Made it something to be embarrassed of.
You know, and that's something that happens a lot.
The powers that be, they use one group as the other, those to look down on, so they
can make everybody else feel better about themselves and their station in life.
Everybody kicking down, keeping those other people in their place.
And that's gone on for so long that that attitude and those jokes and all that stuff, that scene
is like a symbol of strength.
Doing that to other people, that makes you strong.
No it doesn't.
Strong people aren't afraid of competition.

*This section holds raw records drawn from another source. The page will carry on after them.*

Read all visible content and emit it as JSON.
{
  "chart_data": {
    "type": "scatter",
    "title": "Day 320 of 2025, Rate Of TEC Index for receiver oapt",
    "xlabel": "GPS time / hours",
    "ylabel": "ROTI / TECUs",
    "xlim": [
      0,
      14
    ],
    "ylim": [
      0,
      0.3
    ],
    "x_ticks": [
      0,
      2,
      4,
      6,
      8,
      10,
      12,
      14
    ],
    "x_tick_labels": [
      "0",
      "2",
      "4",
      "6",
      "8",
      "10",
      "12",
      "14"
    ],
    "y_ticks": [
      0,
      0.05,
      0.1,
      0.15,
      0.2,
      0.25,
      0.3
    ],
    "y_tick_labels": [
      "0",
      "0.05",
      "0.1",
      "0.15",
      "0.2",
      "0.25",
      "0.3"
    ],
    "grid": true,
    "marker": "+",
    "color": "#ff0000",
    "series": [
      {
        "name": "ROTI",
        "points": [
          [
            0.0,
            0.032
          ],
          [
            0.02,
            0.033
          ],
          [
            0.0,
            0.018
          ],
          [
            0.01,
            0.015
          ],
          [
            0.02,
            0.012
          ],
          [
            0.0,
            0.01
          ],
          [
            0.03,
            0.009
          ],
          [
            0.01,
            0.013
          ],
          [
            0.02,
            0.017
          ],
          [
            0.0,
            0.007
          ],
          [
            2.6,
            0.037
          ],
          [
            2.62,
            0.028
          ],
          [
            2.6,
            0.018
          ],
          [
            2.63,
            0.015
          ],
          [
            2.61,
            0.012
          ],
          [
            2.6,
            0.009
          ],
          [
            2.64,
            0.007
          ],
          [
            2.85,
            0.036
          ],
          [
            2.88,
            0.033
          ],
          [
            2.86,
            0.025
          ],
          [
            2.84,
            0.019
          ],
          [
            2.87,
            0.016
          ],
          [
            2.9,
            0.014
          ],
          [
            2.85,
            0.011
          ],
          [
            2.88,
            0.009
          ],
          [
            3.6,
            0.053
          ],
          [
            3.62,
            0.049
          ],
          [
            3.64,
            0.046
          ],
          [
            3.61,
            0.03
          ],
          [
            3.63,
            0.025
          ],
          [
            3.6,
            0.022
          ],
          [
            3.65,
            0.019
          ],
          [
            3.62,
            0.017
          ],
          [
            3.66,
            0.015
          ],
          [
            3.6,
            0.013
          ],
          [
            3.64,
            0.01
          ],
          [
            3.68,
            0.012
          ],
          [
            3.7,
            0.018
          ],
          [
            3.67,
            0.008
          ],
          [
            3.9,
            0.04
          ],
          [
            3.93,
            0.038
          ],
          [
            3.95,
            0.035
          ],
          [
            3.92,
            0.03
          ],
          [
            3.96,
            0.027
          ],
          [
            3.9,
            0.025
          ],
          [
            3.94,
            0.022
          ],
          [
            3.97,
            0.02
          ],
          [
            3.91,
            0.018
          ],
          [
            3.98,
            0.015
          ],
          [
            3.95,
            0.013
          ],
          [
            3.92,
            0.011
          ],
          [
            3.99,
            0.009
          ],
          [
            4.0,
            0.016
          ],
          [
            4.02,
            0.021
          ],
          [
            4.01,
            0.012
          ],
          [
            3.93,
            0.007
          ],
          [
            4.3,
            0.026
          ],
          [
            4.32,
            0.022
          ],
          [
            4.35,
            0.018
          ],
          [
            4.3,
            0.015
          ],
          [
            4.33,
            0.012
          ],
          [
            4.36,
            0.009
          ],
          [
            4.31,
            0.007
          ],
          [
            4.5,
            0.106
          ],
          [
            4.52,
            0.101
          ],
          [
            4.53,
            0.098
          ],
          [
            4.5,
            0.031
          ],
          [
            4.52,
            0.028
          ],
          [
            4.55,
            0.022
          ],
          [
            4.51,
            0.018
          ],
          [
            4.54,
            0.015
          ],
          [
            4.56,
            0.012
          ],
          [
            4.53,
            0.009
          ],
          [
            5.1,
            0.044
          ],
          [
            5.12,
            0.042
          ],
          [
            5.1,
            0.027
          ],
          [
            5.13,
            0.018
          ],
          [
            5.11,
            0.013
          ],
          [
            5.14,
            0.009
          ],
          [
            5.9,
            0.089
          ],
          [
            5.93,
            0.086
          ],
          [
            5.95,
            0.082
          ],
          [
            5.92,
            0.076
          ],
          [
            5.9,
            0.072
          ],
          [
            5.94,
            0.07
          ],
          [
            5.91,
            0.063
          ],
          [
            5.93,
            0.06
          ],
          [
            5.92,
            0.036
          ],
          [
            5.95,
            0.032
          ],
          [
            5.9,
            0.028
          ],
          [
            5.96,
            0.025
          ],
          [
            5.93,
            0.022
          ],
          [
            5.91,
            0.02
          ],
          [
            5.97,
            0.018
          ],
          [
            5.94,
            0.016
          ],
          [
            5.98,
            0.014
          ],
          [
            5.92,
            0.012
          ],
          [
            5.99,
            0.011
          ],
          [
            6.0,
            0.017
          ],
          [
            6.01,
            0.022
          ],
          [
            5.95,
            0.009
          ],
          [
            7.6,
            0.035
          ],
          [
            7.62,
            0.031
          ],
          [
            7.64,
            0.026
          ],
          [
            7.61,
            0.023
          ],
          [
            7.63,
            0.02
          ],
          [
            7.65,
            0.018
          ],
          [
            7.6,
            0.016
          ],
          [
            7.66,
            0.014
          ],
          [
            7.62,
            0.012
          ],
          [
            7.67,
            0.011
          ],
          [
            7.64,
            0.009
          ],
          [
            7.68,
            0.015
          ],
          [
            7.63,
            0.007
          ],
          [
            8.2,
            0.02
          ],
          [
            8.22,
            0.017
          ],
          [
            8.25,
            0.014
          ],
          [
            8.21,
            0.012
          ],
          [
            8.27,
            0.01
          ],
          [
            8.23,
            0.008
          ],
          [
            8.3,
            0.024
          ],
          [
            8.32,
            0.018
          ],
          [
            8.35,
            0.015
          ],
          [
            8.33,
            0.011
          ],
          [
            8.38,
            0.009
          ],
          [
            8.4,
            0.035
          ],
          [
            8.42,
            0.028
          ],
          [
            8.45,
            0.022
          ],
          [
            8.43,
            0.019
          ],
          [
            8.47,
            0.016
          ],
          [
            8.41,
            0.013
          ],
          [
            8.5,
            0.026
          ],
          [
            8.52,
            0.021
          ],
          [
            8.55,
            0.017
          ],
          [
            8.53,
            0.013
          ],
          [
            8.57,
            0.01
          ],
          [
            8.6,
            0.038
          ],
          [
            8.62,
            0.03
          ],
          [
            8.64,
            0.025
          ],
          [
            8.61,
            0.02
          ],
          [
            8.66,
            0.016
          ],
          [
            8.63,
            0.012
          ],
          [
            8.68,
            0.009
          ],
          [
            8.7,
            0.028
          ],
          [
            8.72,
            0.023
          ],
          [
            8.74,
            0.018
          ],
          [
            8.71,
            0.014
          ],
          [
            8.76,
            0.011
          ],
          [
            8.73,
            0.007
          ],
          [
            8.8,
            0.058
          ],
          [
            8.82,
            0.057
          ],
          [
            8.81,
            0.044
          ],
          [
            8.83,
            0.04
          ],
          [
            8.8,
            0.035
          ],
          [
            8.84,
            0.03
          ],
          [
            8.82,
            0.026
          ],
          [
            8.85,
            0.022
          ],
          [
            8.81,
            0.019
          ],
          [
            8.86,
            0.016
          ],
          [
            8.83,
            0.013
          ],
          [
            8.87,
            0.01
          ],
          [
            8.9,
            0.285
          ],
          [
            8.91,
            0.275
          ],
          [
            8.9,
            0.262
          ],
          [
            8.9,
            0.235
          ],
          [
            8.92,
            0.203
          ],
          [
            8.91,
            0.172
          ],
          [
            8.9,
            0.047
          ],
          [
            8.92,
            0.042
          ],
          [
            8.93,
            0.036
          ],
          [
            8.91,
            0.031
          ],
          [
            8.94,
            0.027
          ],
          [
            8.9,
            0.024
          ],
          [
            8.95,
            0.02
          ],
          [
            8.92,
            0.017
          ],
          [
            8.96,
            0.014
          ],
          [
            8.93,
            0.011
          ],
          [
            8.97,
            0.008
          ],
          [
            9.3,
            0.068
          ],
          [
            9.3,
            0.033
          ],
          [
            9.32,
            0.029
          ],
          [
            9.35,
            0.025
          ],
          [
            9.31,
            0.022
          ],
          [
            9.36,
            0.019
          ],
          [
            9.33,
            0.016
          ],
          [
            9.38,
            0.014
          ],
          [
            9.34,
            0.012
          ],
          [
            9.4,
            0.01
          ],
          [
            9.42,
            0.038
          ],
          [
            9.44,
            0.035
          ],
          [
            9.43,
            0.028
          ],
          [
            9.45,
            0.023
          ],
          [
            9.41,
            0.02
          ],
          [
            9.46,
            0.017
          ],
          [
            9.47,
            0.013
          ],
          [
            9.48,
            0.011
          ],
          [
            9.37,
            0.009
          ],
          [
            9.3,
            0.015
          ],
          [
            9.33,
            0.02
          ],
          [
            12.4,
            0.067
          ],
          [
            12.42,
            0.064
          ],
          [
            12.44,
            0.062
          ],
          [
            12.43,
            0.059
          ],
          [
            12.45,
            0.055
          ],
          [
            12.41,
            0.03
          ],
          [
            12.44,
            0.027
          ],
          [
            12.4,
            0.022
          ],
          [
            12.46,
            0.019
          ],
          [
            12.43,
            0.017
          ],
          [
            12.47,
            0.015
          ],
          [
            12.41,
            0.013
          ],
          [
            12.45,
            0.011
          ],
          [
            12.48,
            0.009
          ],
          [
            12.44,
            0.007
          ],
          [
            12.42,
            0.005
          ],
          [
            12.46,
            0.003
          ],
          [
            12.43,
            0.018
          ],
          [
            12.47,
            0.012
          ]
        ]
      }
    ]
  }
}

It displays an inherent insecurity.
Those jokes need to go away, not just because, yeah, they're racist and they're stupid, but
because it should be something that they could take pride in.
This is a moment that could be viewed through the lens of, this is the beginning of our
freedom.
This is what helped us.
You know, they can't reach back further than that, because it wasn't in the slave owner's
interest to keep track of where they're from.
So they can't go that far back with their cultural identity.
But this could be the beginning.
That could be something that they could use.
A watermelon.
But it's been taken from them by bigots.
It's been turned into a stereotype, and when I would imagine that if I was black, I don't
know that I would want to eat watermelon in public because of the stereotype.
Because it's gone on so long and it's so funny, right?
Can't let anybody have anything.
Anyway, it's just a thought. Y'all have a good day.